In this paper, we use six filter algorithms to construct miRNA pool, including Mutual Information Feature Selection (MIFS) [41], Joint Mutual Information (JMI) [42], Max-Relevance Min-Redundancy (MRMR) [43], Interaction Capping (ICAP) [44], Conditional Infomax Feature Extraction (CIFE) [45], and Double Input Symmetrical Relevance (DISR) [46]. Figure 1 illustrates the flowchart of miRNA pool generation. As can be seen in this figure, at first some ranking lists are generated using different filter algorithms, then 5% of top-ranked miRNAs of each ranking list is extracted, and finally, all of the extracted top-ranked miRNAs are integrated using the well-known union operator.

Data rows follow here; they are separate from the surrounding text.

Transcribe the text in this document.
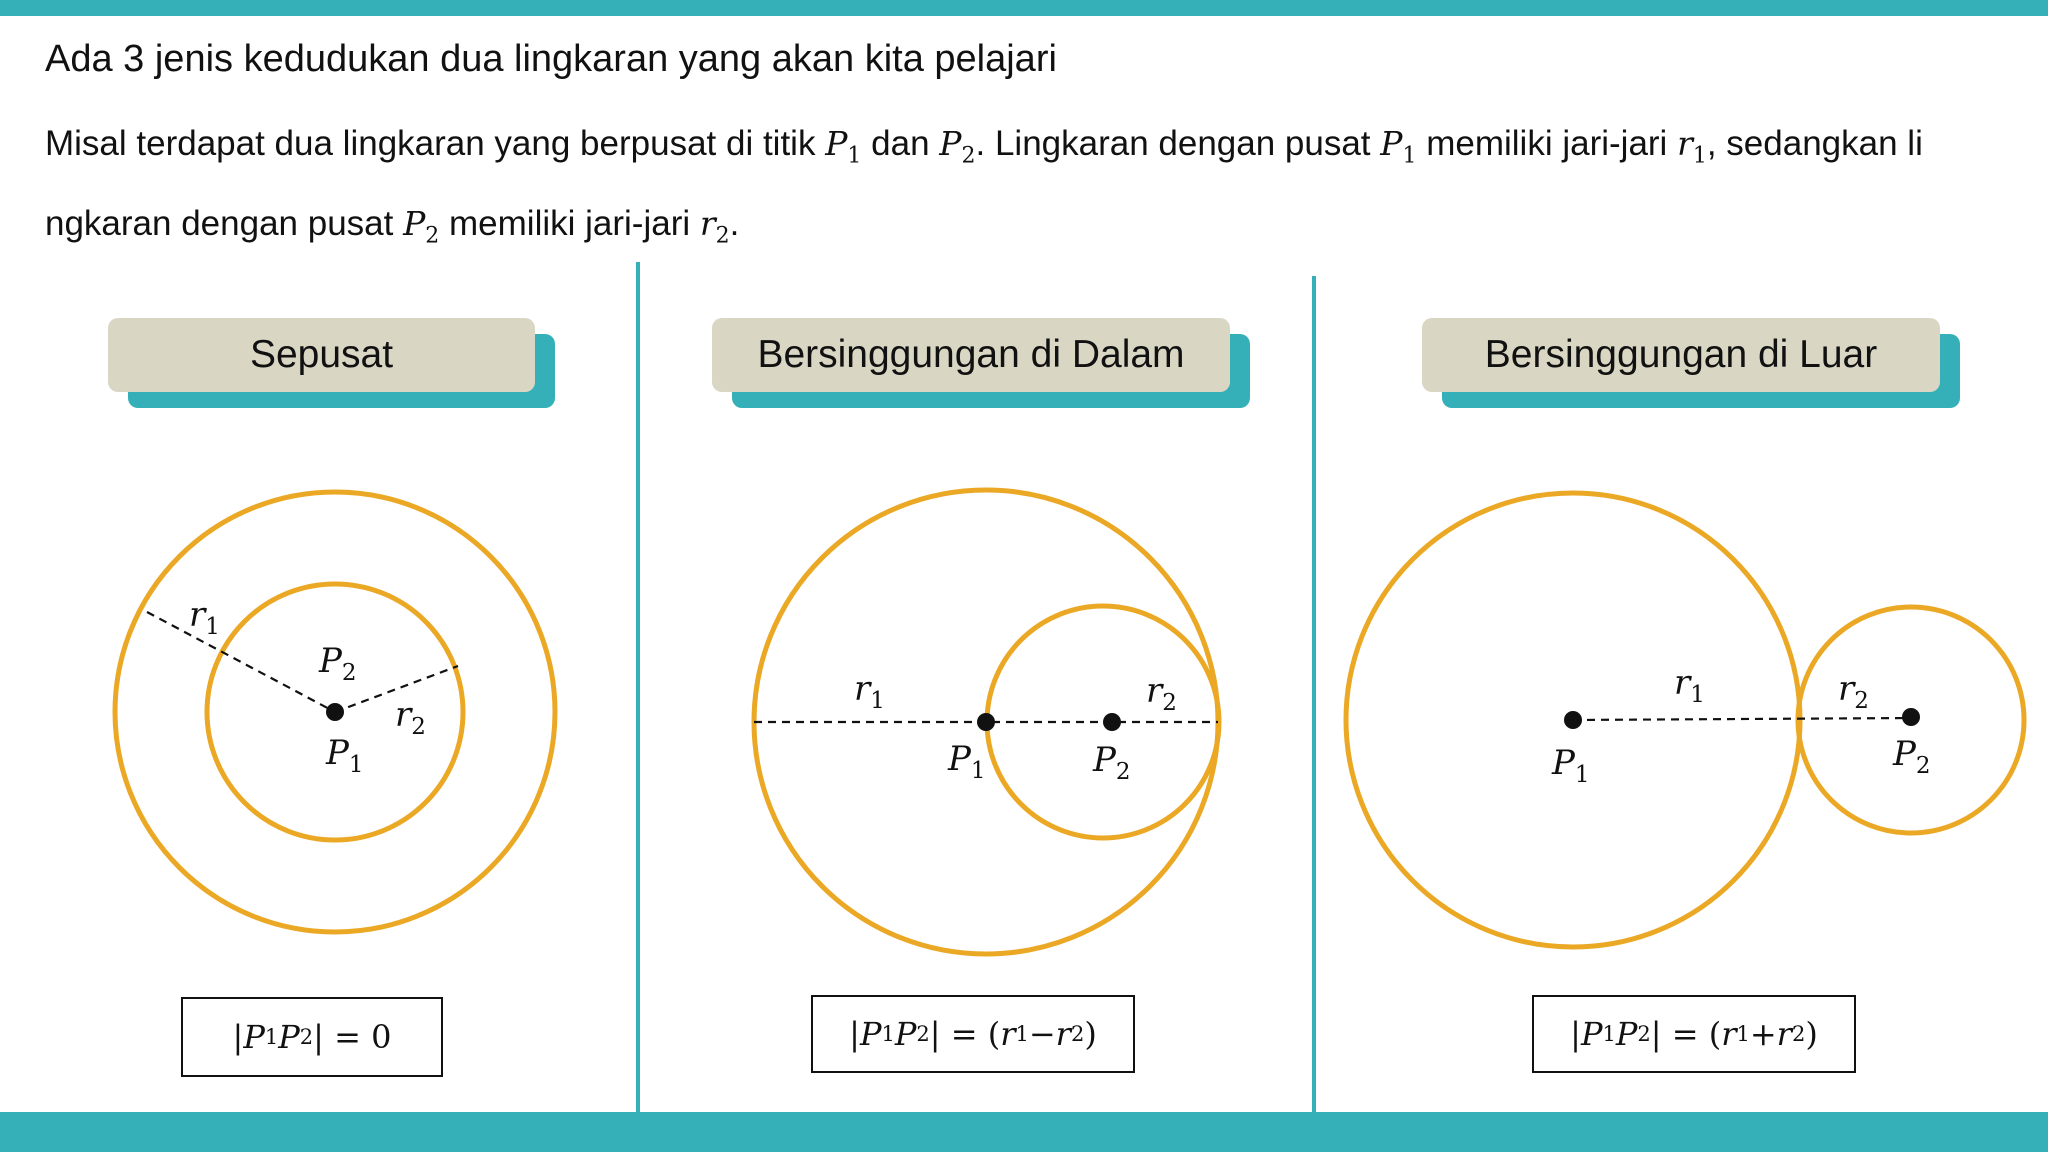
Ada 3 jenis kedudukan dua lingkaran yang akan kita pelajari
Misal terdapat dua lingkaran yang berpusat di titik $P_1$ dan $P_2$. Lingkaran dengan pusat $P_1$ memiliki jari-jari $r_1$, sedangkan li
ngkaran dengan pusat $P_2$ memiliki jari-jari $r_2$.
Sepusat	Bersinggungan di Dalam	Bersinggungan di Luar
$r_1$
$P_2$
$r_2$
$P_1$
$r_1$	$r_2$
$P_1$	$P_2$
$r_1$	$r_2$
$P_1$
$P_2$
| P 1 P 2 | = 0	| P 1 P 2 | = ( r 1 − r 2 )	| P 1 P 2 | = ( r 1 + r 2 )
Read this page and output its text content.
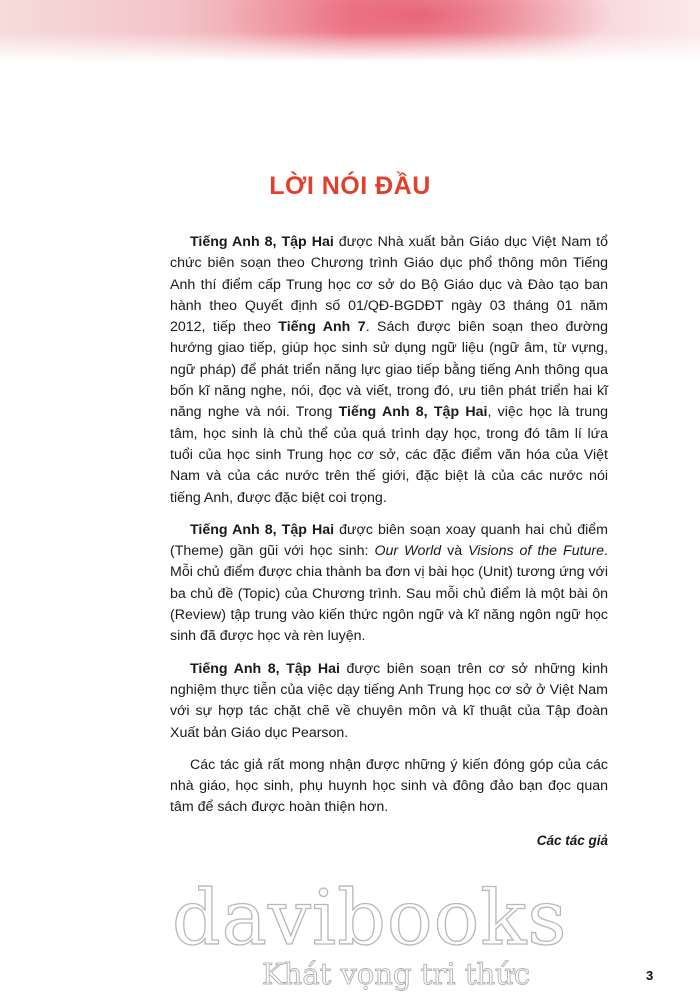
LỜI NÓI ĐẦU

Tiếng Anh 8, Tập Hai được Nhà xuất bản Giáo dục Việt Nam tổ chức biên soạn theo Chương trình Giáo dục phổ thông môn Tiếng Anh thí điểm cấp Trung học cơ sở do Bộ Giáo dục và Đào tạo ban hành theo Quyết định số 01/QĐ-BGDĐT ngày 03 tháng 01 năm 2012, tiếp theo Tiếng Anh 7. Sách được biên soạn theo đường hướng giao tiếp, giúp học sinh sử dụng ngữ liệu (ngữ âm, từ vựng, ngữ pháp) để phát triển năng lực giao tiếp bằng tiếng Anh thông qua bốn kĩ năng nghe, nói, đọc và viết, trong đó, ưu tiên phát triển hai kĩ năng nghe và nói. Trong Tiếng Anh 8, Tập Hai, việc học là trung tâm, học sinh là chủ thể của quá trình dạy học, trong đó tâm lí lứa tuổi của học sinh Trung học cơ sở, các đặc điểm văn hóa của Việt Nam và của các nước trên thế giới, đặc biệt là của các nước nói tiếng Anh, được đặc biệt coi trọng.

Tiếng Anh 8, Tập Hai được biên soạn xoay quanh hai chủ điểm (Theme) gần gũi với học sinh: Our World và Visions of the Future. Mỗi chủ điểm được chia thành ba đơn vị bài học (Unit) tương ứng với ba chủ đề (Topic) của Chương trình. Sau mỗi chủ điểm là một bài ôn (Review) tập trung vào kiến thức ngôn ngữ và kĩ năng ngôn ngữ học sinh đã được học và rèn luyện.

Tiếng Anh 8, Tập Hai được biên soạn trên cơ sở những kinh nghiệm thực tiễn của việc dạy tiếng Anh Trung học cơ sở ở Việt Nam với sự hợp tác chặt chẽ về chuyên môn và kĩ thuật của Tập đoàn Xuất bản Giáo dục Pearson.

Các tác giả rất mong nhận được những ý kiến đóng góp của các nhà giáo, học sinh, phụ huynh học sinh và đông đảo bạn đọc quan tâm để sách được hoàn thiện hơn.

Các tác giả
davibooks
Khát vọng tri thức	3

3.2. Weighting the miRNAs of miRNA Pool

Figure 2 illustrates the flowchart of calculating the weight vector for features of the dataset. As can be seen in this figure, some ranking lists are generated using different filter-based algorithms for miRNA ranking and then these different ranking lists are integrated by the well-known arithmetic mean, where the final score of feature d is calculated by the mean of the ranking scores of this miRNAs in each ranking list. To calculate the weight vector, we normalize the final miRNA ranking vector obtained between 0.01 and 0.2 using min-max normalization method [47].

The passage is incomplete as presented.